Semi-globally/globally stable adaptive NN backstepping control for uncertain MIMO systems with tracking accuracy known a priori

Abstract

This paper focuses on the problem of direct adaptive neural network (NN) tracking control for a class of uncertain nonlinear multi-input/multi-output (MIMO) systems by employing backstepping technique. Compared with the existing results, the outstanding features of the two proposed control schemes are presented as follows. Firstly, a semi-globally stable adaptive neural control scheme is developed to guarantee that the ultimate tracking errors satisfy the accuracy given a priori, which cannot be carried out by using all existing adaptive NN control schemes.
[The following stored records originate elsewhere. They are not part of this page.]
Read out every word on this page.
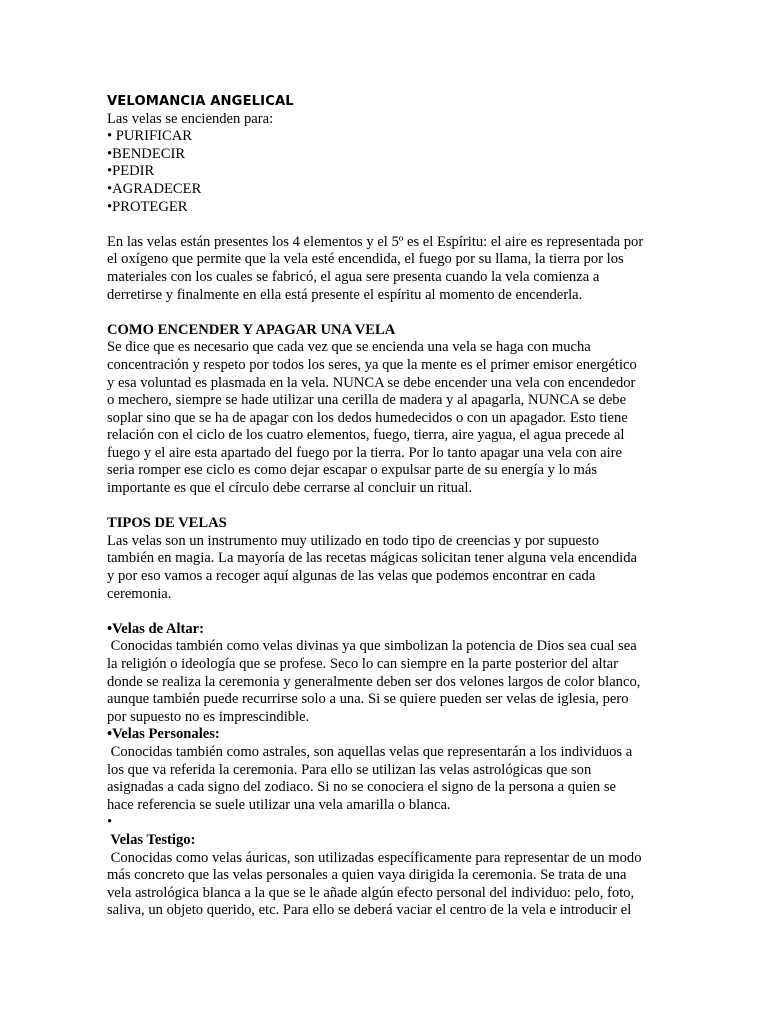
VELOMANCIA ANGELICAL

Las velas se encienden para:

• PURIFICAR

•BENDECIR

•PEDIR

•AGRADECER

•PROTEGER

En las velas están presentes los 4 elementos y el 5º es el Espíritu: el aire es representada por
el oxígeno que permite que la vela esté encendida, el fuego por su llama, la tierra por los
materiales con los cuales se fabricó, el agua sere presenta cuando la vela comienza a
derretirse y finalmente en ella está presente el espíritu al momento de encenderla.

COMO ENCENDER Y APAGAR UNA VELA

Se dice que es necesario que cada vez que se encienda una vela se haga con mucha
concentración y respeto por todos los seres, ya que la mente es el primer emisor energético
y esa voluntad es plasmada en la vela. NUNCA se debe encender una vela con encendedor
o mechero, siempre se hade utilizar una cerilla de madera y al apagarla, NUNCA se debe
soplar sino que se ha de apagar con los dedos humedecidos o con un apagador. Esto tiene
relación con el ciclo de los cuatro elementos, fuego, tierra, aire yagua, el agua precede al
fuego y el aire esta apartado del fuego por la tierra. Por lo tanto apagar una vela con aire
seria romper ese ciclo es como dejar escapar o expulsar parte de su energía y lo más
importante es que el círculo debe cerrarse al concluir un ritual.

TIPOS DE VELAS

Las velas son un instrumento muy utilizado en todo tipo de creencias y por supuesto
también en magia. La mayoría de las recetas mágicas solicitan tener alguna vela encendida
y por eso vamos a recoger aquí algunas de las velas que podemos encontrar en cada
ceremonia.

•Velas de Altar:

Conocidas también como velas divinas ya que simbolizan la potencia de Dios sea cual sea
la religión o ideología que se profese. Seco lo can siempre en la parte posterior del altar
donde se realiza la ceremonia y generalmente deben ser dos velones largos de color blanco,
aunque también puede recurrirse solo a una. Si se quiere pueden ser velas de iglesia, pero
por supuesto no es imprescindible.

•Velas Personales:

Conocidas también como astrales, son aquellas velas que representarán a los individuos a
los que va referida la ceremonia. Para ello se utilizan las velas astrológicas que son
asignadas a cada signo del zodiaco. Si no se conociera el signo de la persona a quien se
hace referencia se suele utilizar una vela amarilla o blanca.

•

Velas Testigo:

Conocidas como velas áuricas, son utilizadas específicamente para representar de un modo
más concreto que las velas personales a quien vaya dirigida la ceremonia. Se trata de una
vela astrológica blanca a la que se le añade algún efecto personal del individuo: pelo, foto,
saliva, un objeto querido, etc. Para ello se deberá vaciar el centro de la vela e introducir el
Secondly, we propose a novel adaptive neural control approach such that the closed-loop system is globally stable, and in the meantime the ultimate tracking errors also achieve the tracking accuracy known a priori, which is different from all existing adaptive NN backstepping control methods where the closed-loop systems can just be ensured to be semi-globally stable and the ultimate tracking accuracy cannot be determined a priori by the designers before the controllers are implemented. Thirdly, the main technical novelty is to construct three new nth-order continuously differentiable switching functions such that multiswitching-based adaptive neural backstepping controllers are designed successfully. Fourthly, in contrast to the classic adaptive NN control schemes, this paper adopts Barbalat׳s lemma to analyze the convergence of tracking errors rather than Lyapunov stability theory. Consequently, the accuracy of ultimate tracking errors can be determined and adjusted accurately a priori according to the real-world requirements, and all signals in the closed-loop systems are also ensured to be uniformly ultimately bounded. Finally, a simulation example is provided to illustrate the effectiveness and merits of the two proposed adaptive NN control schemes.